In this case we can use count sort as all the numbers are less than number 7 which can act as a key in count sort and the range of the numbers is also small so count sort is best suited in these cases with complexity O(k+N) = O(N) in a linear time

So the input is fixed {4,5,6,4,5,6} ?

function(array[ ])   //O(1)
{
return {4,4,5,5,6,6};
}

Or can we please define the input instances in their fully generality, please?

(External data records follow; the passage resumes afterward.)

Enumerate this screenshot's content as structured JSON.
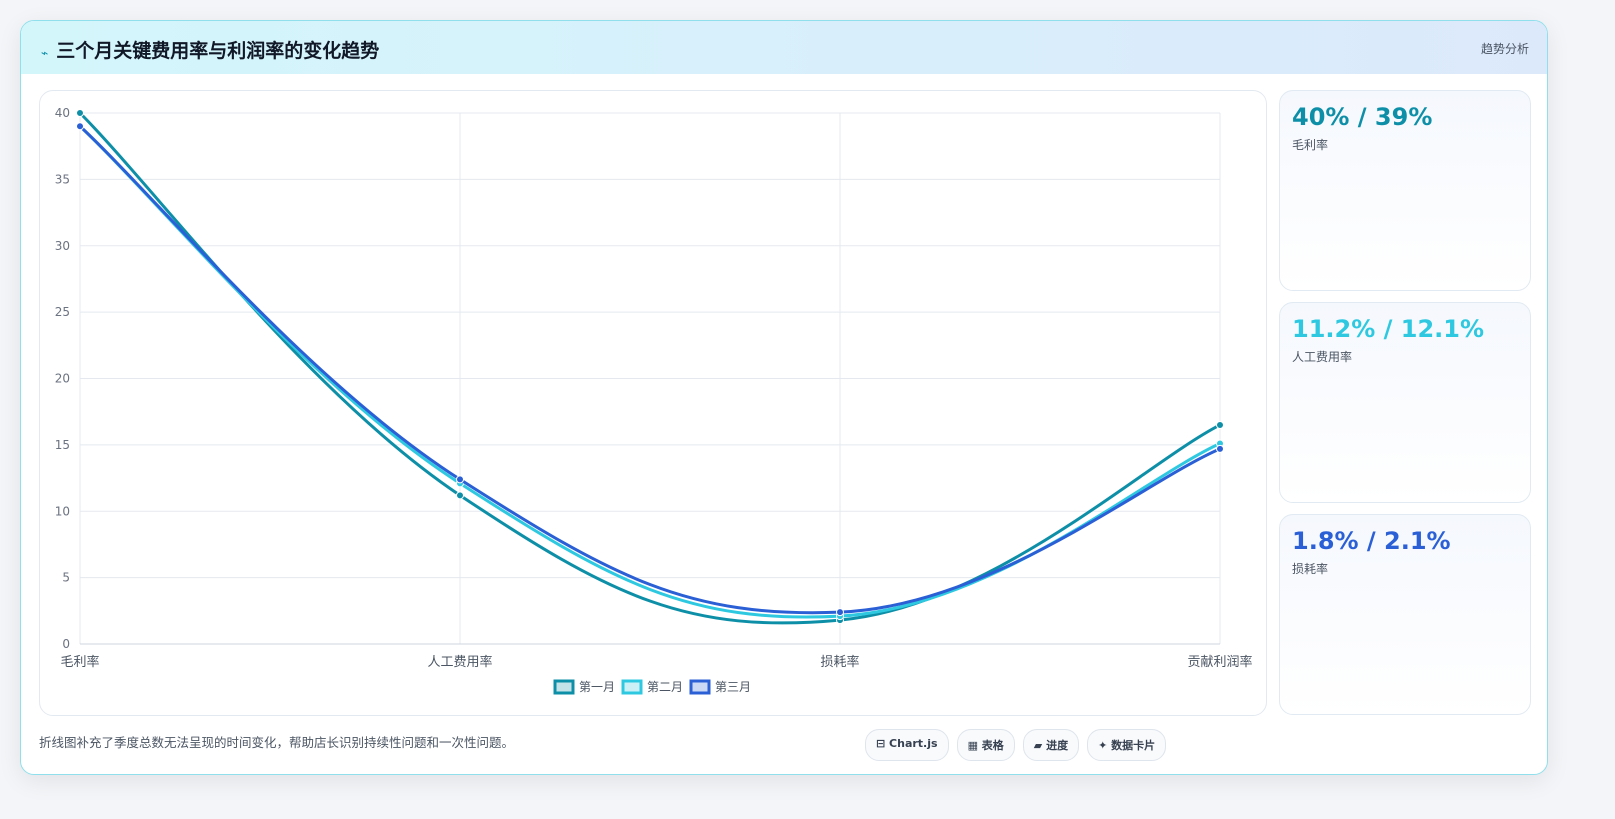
{
  "header": {
    "icon": "⌁",
    "title": "三个月关键费用率与利润率的变化趋势",
    "tag": "趋势分析"
  },
  "chart_data": {
    "type": "line",
    "categories": [
      "毛利率",
      "人工费用率",
      "损耗率",
      "贡献利润率"
    ],
    "series": [
      {
        "name": "第一月",
        "color": "#0e8fa8",
        "values": [
          40,
          11.2,
          1.8,
          16.5
        ]
      },
      {
        "name": "第二月",
        "color": "#2ec9e0",
        "values": [
          39,
          12.1,
          2.1,
          15.1
        ]
      },
      {
        "name": "第三月",
        "color": "#2a5fd6",
        "values": [
          39,
          12.4,
          2.4,
          14.7
        ]
      }
    ],
    "ylim": [
      0,
      40
    ],
    "yticks": [
      0,
      5,
      10,
      15,
      20,
      25,
      30,
      35,
      40
    ],
    "grid": true,
    "legend": "bottom"
  },
  "cards": [
    {
      "value": "40% / 39%",
      "label": "毛利率",
      "color": "#0e8fa8"
    },
    {
      "value": "11.2% / 12.1%",
      "label": "人工费用率",
      "color": "#2ec9e0"
    },
    {
      "value": "1.8% / 2.1%",
      "label": "损耗率",
      "color": "#2a5fd6"
    }
  ],
  "footer": {
    "note": "折线图补充了季度总数无法呈现的时间变化，帮助店长识别持续性问题和一次性问题。",
    "buttons": [
      "⊟ Chart.js",
      "▦ 表格",
      "▰ 进度",
      "✦ 数据卡片"
    ]
  }
}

// int[] input = {4,5,6,6,6,6,5,4,4,6}
public static void sortArray(int[] input)
{
int start=0;
int end = input.length-1;
int counter_4 = 0;
int counter_6 = input.length-1;
while(input[counter_4]==4)
{
counter_4++;
start++;
}
while(input[counter_6]==6)
{
counter_6--;
end --;
}
while(start <end) {
if(input[start]==4 && start > counter_4)
{
int tmp = input[counter_4];
input[counter_4] = input[start];
input[start] = tmp;
counter_4++;
if(tmp!=4 && tmp!=6)
start++;
}
else if(input[start] == 6 && start<counter_6)
{
int tmp = input[counter_6];
input[counter_6] = input[start];
input[start] = tmp;
counter_6--;
if(tmp!=4 && tmp!=6)
start++;
}
else
start++;
}
System.out.println("Printing sorted array ");
for (int i = 0; i < input.length; i++) {
System.out.print(input[i]+" ");
}
System.out.println();
}

Quicksort in this case won't be a good option as data is almost sorted and this is the worst case for quick sort (n square).
An merge sort (require additional space) and a insert sort (no additional space) could be a nice option.

Just use merge procedure of merge sort?

Divide the array into two parts and use merge sort. Best case time complexity is O(n).

void Partition(int data[], int size1, int low, int high)
{
int p = -1;
int q = size1;
for (int i = 0; i < q;)
{
if (data[i] < low)
{
swap(data[i], data[++p]);
++i;
}
else if (data[i] > high)
swap(data[i], data[--q]);
else ++i;
}
}
//low=5 and high=5

As elements are partially sorted and array has only few elements, it would be a perfect use case for Insertion Sort!

Actually none of the above ! waste of time guys, all same answers but no out of box thinking.

If you see input, the numbers are out of order at most by 4 numbers.

so what to do : build heap of 4 numbers, remove min and keep advancing after 5th number and adding new number. At the end when all numbers exhaust, add all remaining numbers on heap one by one by deleting min.

This is what the interviewer is expecting.